In 1881, the press didn't automatically glamorize a single dad. Especially when he was obviously a drunken brute like PATRICK SHERIDAN.
From the archives of the New York Times, March 24, 1881.
http://query.nytimes.com/mem/archive-free/pdf?res=9F04E1DE133FEE3ABC4C51DFB566838A699FDE
A HEARTLESS FATHER.
Some three months since the wife of Patrick Sheridan, who keeps a small tinware shop at No. 403 East Seventeenth-street, died, leaving five children, whose ages ranged from 3 to 13 years. Since her death the care of the household has devolved upon Mary, the oldest child. Her father has been almost constantly under the influence of liquor, and frequently beat and abused his children. On Sunday night he came home, and in a drunken frenzy began to break the furniture, and threatened to kill the little ones.

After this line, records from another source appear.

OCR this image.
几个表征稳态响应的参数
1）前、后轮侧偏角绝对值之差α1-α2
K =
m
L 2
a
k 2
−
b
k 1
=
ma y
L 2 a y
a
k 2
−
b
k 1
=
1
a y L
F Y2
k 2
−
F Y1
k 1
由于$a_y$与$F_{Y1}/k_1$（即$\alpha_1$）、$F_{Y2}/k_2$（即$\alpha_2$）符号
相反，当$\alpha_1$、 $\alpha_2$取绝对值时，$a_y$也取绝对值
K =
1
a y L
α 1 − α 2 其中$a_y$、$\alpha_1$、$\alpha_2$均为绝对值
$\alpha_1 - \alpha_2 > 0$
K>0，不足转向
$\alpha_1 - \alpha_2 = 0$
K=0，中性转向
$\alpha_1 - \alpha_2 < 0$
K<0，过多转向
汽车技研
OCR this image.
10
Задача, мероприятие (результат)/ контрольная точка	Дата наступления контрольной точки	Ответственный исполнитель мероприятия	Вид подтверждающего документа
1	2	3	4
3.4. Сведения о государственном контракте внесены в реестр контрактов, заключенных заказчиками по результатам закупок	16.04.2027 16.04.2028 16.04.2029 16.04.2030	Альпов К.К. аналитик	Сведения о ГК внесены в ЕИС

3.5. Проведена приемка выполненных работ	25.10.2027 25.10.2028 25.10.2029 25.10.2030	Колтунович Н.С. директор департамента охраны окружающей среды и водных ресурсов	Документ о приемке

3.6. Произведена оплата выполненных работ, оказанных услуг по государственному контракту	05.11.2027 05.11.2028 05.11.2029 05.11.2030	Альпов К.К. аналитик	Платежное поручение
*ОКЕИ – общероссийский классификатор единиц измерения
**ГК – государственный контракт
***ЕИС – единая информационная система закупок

Mary fled to the house of her uncle with the two youngest children, the remaining two crawling under the bed, from which place they were dragged by their father, who was about to beat them when they made their escape and went to the aunt's house, at No. 192 First-avenue. This woman called an officer and Sheridan was locked up. He was arraigned before Justice Kilbreth, at the Yorkville Police Court, yesterday, and held in $300 to be of good behavior for one month.